Seriously, I think this idea has legs! It could be big. I think I’ll call it “Solitaire”.
So, where was I? Oh, right. Prince of Persia. I think I’ve done enough to make the combat sound more boring than church, so I’ll talk about something else now. The voice acting is decent, but it’s a shame about the dialogue. Honestly, this shit is even cheesier than Gears of War. It’s like a mid nineties American sitcom (DAMMIT YAHTZEE I SAID IT FIRST I JUST POSTED IT LATER. Shit I’m going to have to start date-stamping my comments). The plot has also been done before. Good god of light, evil god of darkness, yadda yadda.
One thing I noticed when playing is that the game in general both looks and feels a lot like Shadow of the Colossus. Like, a LOT a lot. You have a temple in the center of a large, flat area, and you follow a blue light to a series of destinations that surround that temple. Areas where you have to do a lot of climbing and jumping. But hey, Shadow of the Colossus was a good game. If they were going to rip a game off, then at least they ripped off a good one.
In order to pad gameplay time, Prince of Persia likes to make you collect “light seeds” in every area of the game in order to progress. It’s annoying, tedious and shameless, considering there are hundreds of them. Speaking of annoying, tedious and shameless, the game makes you fight each of its small handful of bosses at least three or four times each.
I thought the ending sucked dick. You basically undo everything you’ve done throughout the entire game, which kinda shits all over all that time you just spent playing, huh?

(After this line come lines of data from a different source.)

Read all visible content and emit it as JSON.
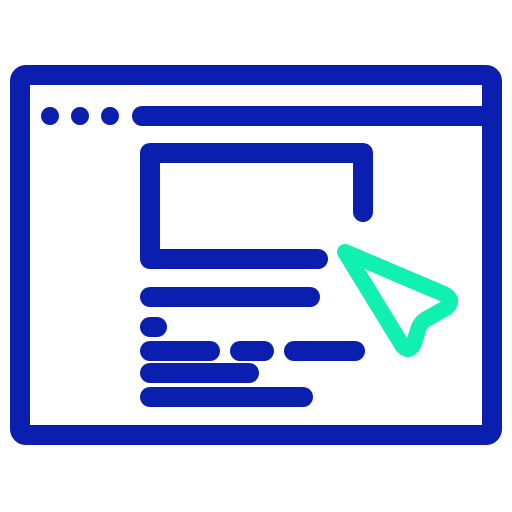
{
  "icon": {
    "name": "web-page-click-icon",
    "colors": {
      "frame": "#0a1fb0",
      "cursor": "#10f0b0",
      "background": "#ffffff"
    },
    "parts": [
      "browser-window-icon",
      "window-control-dots",
      "address-bar",
      "image-placeholder-icon",
      "text-lines",
      "cursor-arrow-icon"
    ]
  }
}
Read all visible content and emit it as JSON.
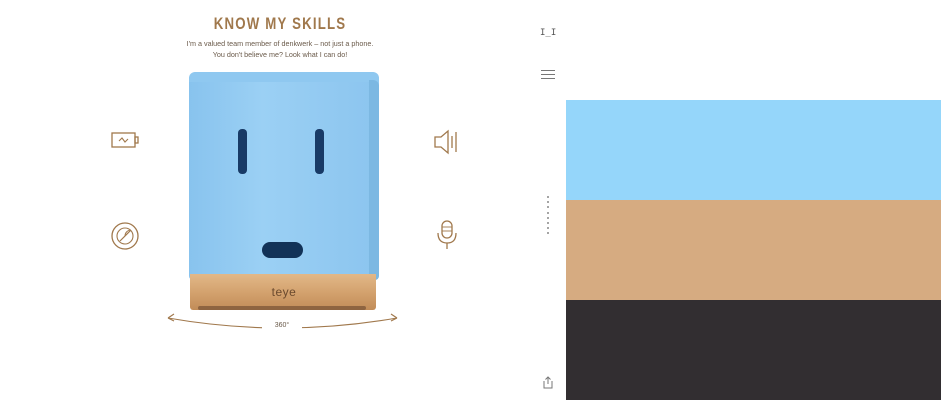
{
  "header": {
    "title": "KNOW MY SKILLS",
    "intro_line_1": "I'm a valued team member of denkwerk – not just a phone.",
    "intro_line_2": "You don't believe me? Look what I can do!"
  },
  "device": {
    "brand": "teye",
    "rotation_label": "360°"
  },
  "skills": [
    {
      "icon": "battery-icon"
    },
    {
      "icon": "speaker-icon"
    },
    {
      "icon": "radar-icon"
    },
    {
      "icon": "microphone-icon"
    }
  ],
  "rail": {
    "logo": "I_I",
    "icons": [
      "menu-icon",
      "share-icon"
    ]
  },
  "swatches": {
    "colors": [
      "#95d6fa",
      "#d6ab81",
      "#322e31"
    ]
  },
  "colors": {
    "accent": "#a0784c",
    "device_blue": "#95d6fa",
    "wood": "#d6ab81",
    "dark": "#322e31"
  }
}
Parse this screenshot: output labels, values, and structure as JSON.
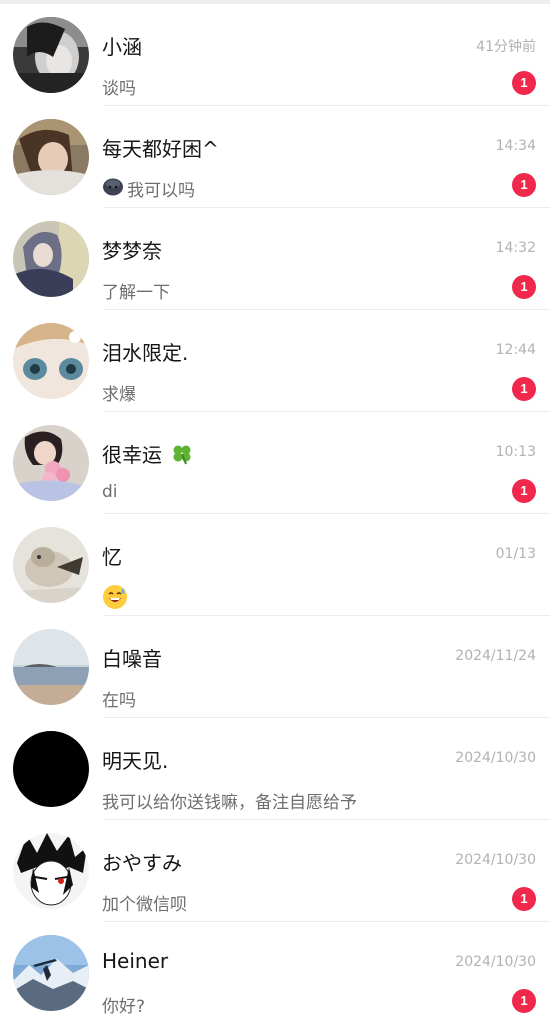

In summary, Prince of Persia is cheap thrills, through and through. Extremely cheap, and barely thrilling at all. In all honesty, I consider it to be a toy, rather than a video game. I think it belongs on the wii (because it doesn’t have enough guns to be on my 360, am I right men?!). Still, try as I might to hate it completely, it was still vaguely enjoyable.
Final verdict: D+
Final playtime: No idea. Seriously, god dammit developers, ALWAYS record time spent playing the game and display it on the save file. All I know is that it was less than twelve hours, because I got the Speed Demon achievement. See, clearly they’re TRACKING time spent, just not fucking SHOWING you. Idiots.